| 要旨トップ | 目次 | 日本生態学会第64回全国大会 (2017年3月、東京) 講演要旨
ESJ64 Abstract


一般講演(ポスター発表) P1-K-349  (Poster presentation)

コントラストに惑わされるアズキゾウムシ

*大竹遼河, 土畑重人(京都大学)

私たちは物事を比較して相対的に価値を判断している。比較対象はそれと似た他のものや、過去の状態である。比較対象の存在によって、同じものであっても価値は変化する。この現象はコントラスト効果と呼ばれており、ヒトだけでなく他の生物においても確認されている。ヒト以外の生物でのコントラスト効果の実証研究では、主に餌の質や量を変化させた場合の行動の変化が扱われてきたが、餌の摂取による体内の生理的な変化と環境把握による認知的な変化のどちらが行動変化の原因となっているかの識別は困難である 。本研究では アズキゾウムシの産卵行動において、餌の摂取を伴わずとも、産卵資源量(リョクトウの数)の変化を認知することによってコントラスト効果が生じることを示した。

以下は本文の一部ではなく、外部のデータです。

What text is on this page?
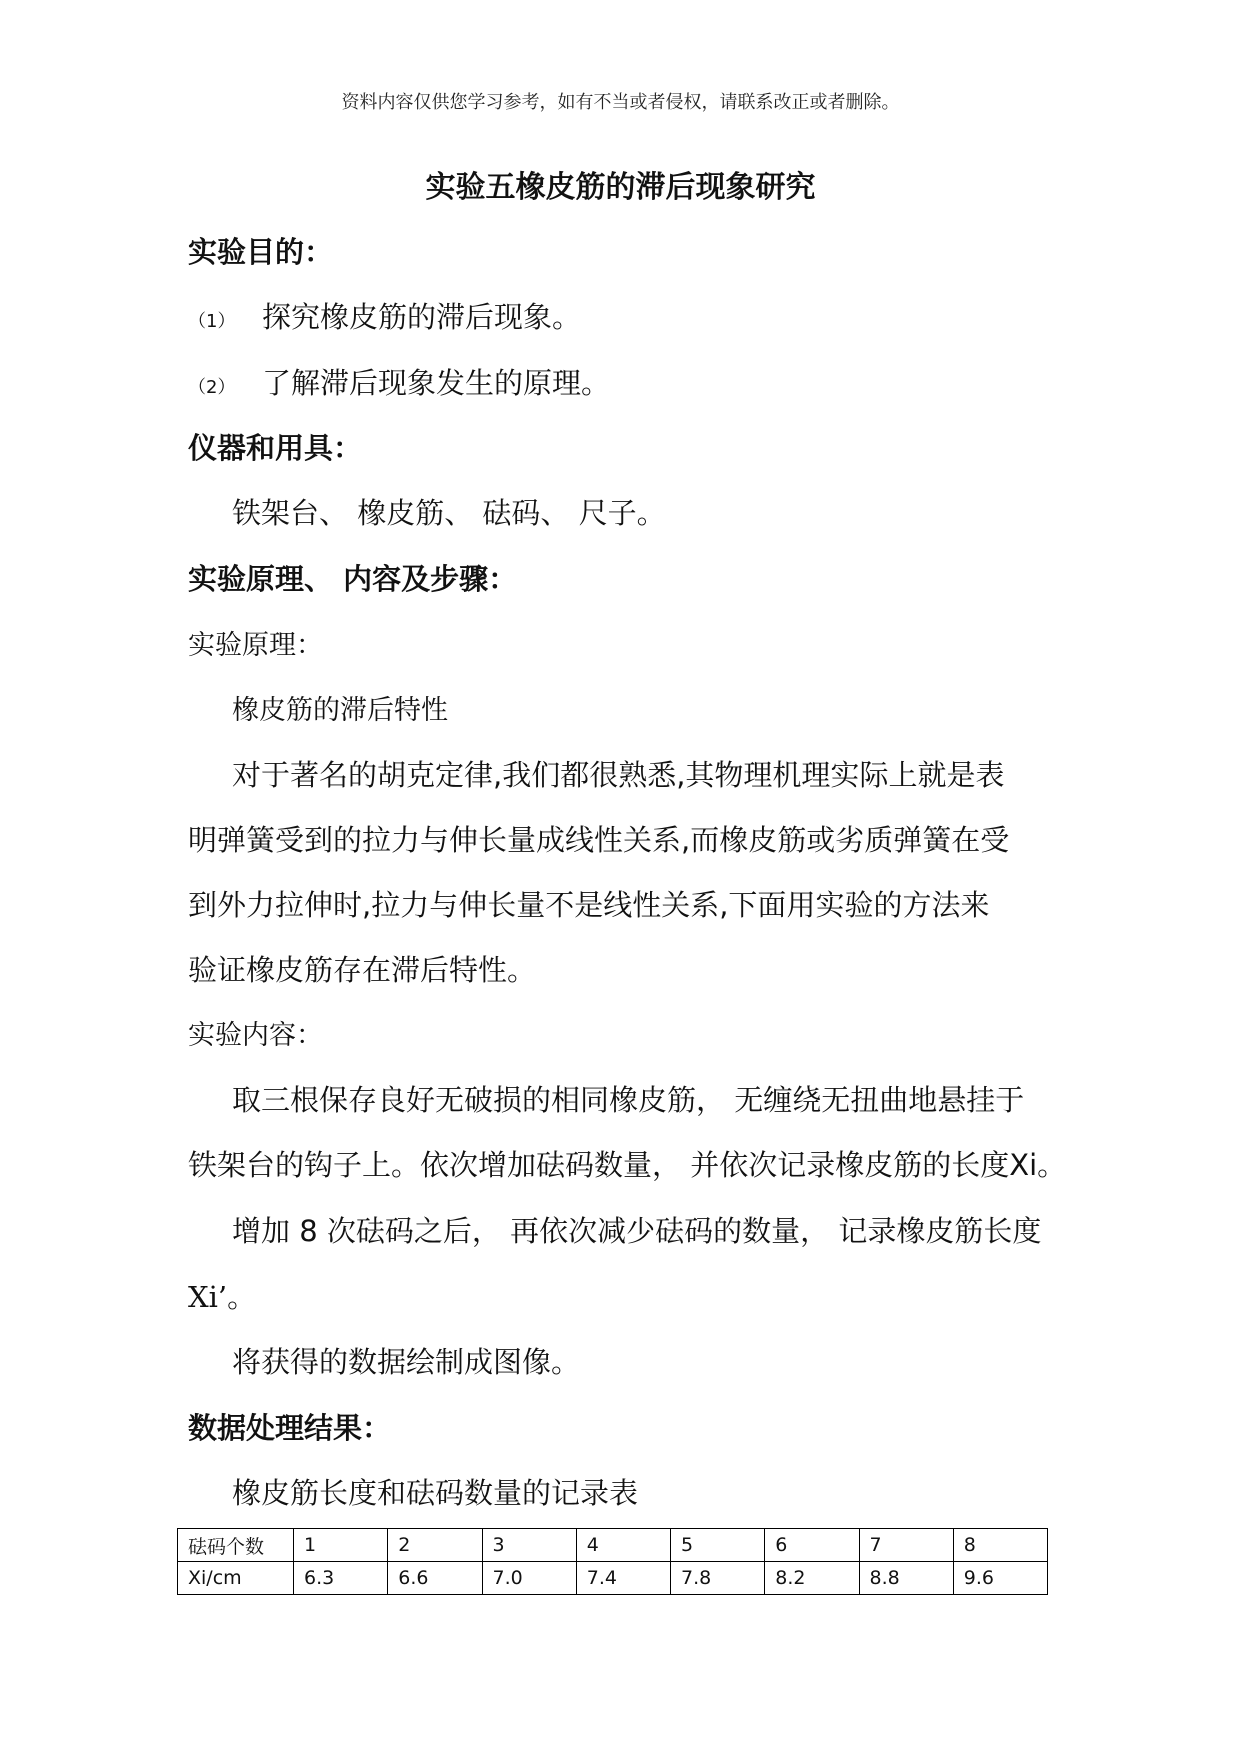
资料内容仅供您学习参考，如有不当或者侵权，请联系改正或者删除。
实验五橡皮筋的滞后现象研究
实验目的：
（1） 探究橡皮筋的滞后现象。
（2） 了解滞后现象发生的原理。
仪器和用具：
铁架台、 橡皮筋、 砝码、 尺子。
实验原理、 内容及步骤：
实验原理：
橡皮筋的滞后特性
对于著名的胡克定律,我们都很熟悉,其物理机理实际上就是表
明弹簧受到的拉力与伸长量成线性关系,而橡皮筋或劣质弹簧在受
到外力拉伸时,拉力与伸长量不是线性关系,下面用实验的方法来
验证橡皮筋存在滞后特性。
实验内容：
取三根保存良好无破损的相同橡皮筋， 无缠绕无扭曲地悬挂于
铁架台的钩子上。依次增加砝码数量， 并依次记录橡皮筋的长度Xi。
增加 8 次砝码之后， 再依次减少砝码的数量， 记录橡皮筋长度
Xi’。
将获得的数据绘制成图像。
数据处理结果：
橡皮筋长度和砝码数量的记录表
砝码个数	1	2	3	4	5	6	7	8
Xi/cm	6.3	6.6	7.0	7.4	7.8	8.2	8.8	9.6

アズキゾウムシは未交尾の状態では産卵しないので、交尾前の環境を経験環境、交尾後の環境を産卵環境として分けることができる。実験では、アズキゾウムシにリョクトウが豊富な環境、もしくは乏しい環境を経験させてから交尾させ、リョクトウが豊富な環境に導入した後 2時間の産卵数を計測することで、アズキゾウムシが産卵資源の価値をどのように判断したかを比較した。複数の系統で実験を行った結果、コントラスト効果を持つ系統と持たない系統が存在することが明らかになった。コントラスト効果の存在は、昆虫が現在の環境のみを頼りにするのではなく、ヒトと同様に過去の環境を記憶し、現在の環境と比較することで意思決定を行っていることを示している。さらに、実験結果と実験に使用した系統の室内飼育年数の違いをもとに、コントラスト効果が変動環境に対する適応的な反応であるという仮説について考察する。